Money can't buy happiness but it helps: poll

NEW YORK (Reuters Life!) - Money may not buy happiness, but for many Americans it seems to help.

Guests sit at the Patisserie section of The Bazaar restaurant at the SLS hotel in Beverly Hills, California December 10, 2008. REUTERS/Mario Anzuoni

Although overall a third of Americans questioned in a Harris survey described themselves as very happy, the numbers ranged from 28 percent for those with an annual income of $35,000 to 38 percent for people bringing home $75,000 or more a year.

“Money does make a little bit of a difference,” said Regina Corso, director of the Harris Poll. “It is not a huge difference but when we can say that 82 percent of those at the lower income level are not very happy, I think that does say a lot.”

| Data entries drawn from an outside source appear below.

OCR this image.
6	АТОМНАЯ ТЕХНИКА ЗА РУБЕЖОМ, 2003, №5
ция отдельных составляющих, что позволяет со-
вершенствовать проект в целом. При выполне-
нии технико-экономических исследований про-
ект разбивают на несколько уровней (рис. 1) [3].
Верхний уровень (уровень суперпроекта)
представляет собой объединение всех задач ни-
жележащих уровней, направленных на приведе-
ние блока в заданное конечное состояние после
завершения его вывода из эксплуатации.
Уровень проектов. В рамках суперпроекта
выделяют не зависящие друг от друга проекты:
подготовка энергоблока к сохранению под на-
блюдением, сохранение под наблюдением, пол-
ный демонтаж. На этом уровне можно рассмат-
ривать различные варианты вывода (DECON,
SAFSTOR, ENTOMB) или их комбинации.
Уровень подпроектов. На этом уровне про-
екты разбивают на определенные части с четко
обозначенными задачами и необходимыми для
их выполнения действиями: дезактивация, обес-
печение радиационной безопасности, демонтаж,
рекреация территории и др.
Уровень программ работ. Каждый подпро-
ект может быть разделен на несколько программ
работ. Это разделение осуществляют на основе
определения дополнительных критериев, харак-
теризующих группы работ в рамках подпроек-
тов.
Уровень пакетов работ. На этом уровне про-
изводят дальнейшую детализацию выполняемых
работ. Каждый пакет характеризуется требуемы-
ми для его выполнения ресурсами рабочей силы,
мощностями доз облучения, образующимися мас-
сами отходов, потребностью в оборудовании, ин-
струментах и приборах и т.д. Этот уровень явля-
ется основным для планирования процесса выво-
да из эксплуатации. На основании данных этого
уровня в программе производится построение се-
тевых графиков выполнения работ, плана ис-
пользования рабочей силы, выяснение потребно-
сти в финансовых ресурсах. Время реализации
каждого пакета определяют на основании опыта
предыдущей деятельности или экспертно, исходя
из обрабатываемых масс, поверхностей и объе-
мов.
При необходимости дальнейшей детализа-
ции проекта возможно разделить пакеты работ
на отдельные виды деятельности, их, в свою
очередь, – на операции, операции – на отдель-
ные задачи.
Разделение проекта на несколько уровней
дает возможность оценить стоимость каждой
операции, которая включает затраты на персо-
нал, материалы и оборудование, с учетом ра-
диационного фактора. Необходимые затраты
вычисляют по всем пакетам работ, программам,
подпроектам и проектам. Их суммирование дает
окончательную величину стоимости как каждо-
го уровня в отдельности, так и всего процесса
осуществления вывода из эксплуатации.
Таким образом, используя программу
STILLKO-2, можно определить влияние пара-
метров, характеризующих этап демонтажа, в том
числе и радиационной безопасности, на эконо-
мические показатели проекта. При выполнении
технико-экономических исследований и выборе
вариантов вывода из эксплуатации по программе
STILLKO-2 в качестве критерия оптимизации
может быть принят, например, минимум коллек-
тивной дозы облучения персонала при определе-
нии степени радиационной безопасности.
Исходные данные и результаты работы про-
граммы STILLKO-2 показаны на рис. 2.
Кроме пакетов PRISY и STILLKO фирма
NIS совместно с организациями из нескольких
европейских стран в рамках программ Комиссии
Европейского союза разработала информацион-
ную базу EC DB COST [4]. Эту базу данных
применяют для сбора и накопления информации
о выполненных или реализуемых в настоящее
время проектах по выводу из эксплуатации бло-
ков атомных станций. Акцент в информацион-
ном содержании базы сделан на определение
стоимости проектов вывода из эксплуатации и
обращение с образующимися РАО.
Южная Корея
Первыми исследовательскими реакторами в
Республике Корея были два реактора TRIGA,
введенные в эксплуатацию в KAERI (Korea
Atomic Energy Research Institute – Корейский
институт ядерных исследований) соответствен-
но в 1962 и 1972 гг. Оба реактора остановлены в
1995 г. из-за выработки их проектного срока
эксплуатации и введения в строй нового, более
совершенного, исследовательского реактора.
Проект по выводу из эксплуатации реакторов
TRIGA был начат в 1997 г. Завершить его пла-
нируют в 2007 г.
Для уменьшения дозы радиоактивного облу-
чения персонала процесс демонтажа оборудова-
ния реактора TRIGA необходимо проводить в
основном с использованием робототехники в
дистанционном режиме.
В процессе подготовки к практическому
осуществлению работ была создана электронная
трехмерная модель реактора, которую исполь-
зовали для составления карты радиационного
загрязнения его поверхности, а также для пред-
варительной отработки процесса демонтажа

The survey also showed married women tended to more content than their single counterparts and than men. The number of happy people has also dropped slightly from previous years.

“Just one third of Americans this year are saying they are very happy. It is a slight downward trend from last year and the year before when 35 percent said this,” said Corso.

Harris’ findings are based on an online poll of 2,755 people who were asked statements about positive relationships with family and friends, work frustrations, time for hobbies, health concerns, their financial situation, spiritual beliefs and their impact on situations.

“One of the things we saw the largest drop in from last year to this year was that people do not feel their voice was being heard in national decisions,” said Corso.

“Things were happening around them that they had no control over,” she added in an interview.

But one of the most positive points in the survey was the relationship with family and friends. Almost two-thirds of Americans agreed the links were strong and a source of happiness.

Surprisingly people who discussed the more serious topics making headlines and featured in the news, were more content than those who didn’t. Corso attributed the finding to people having an outlet to discuss what bothers them. So instead of dwelling on serious topics they are talking about them.

“I think that is healthier than for others who keep it in,” she said.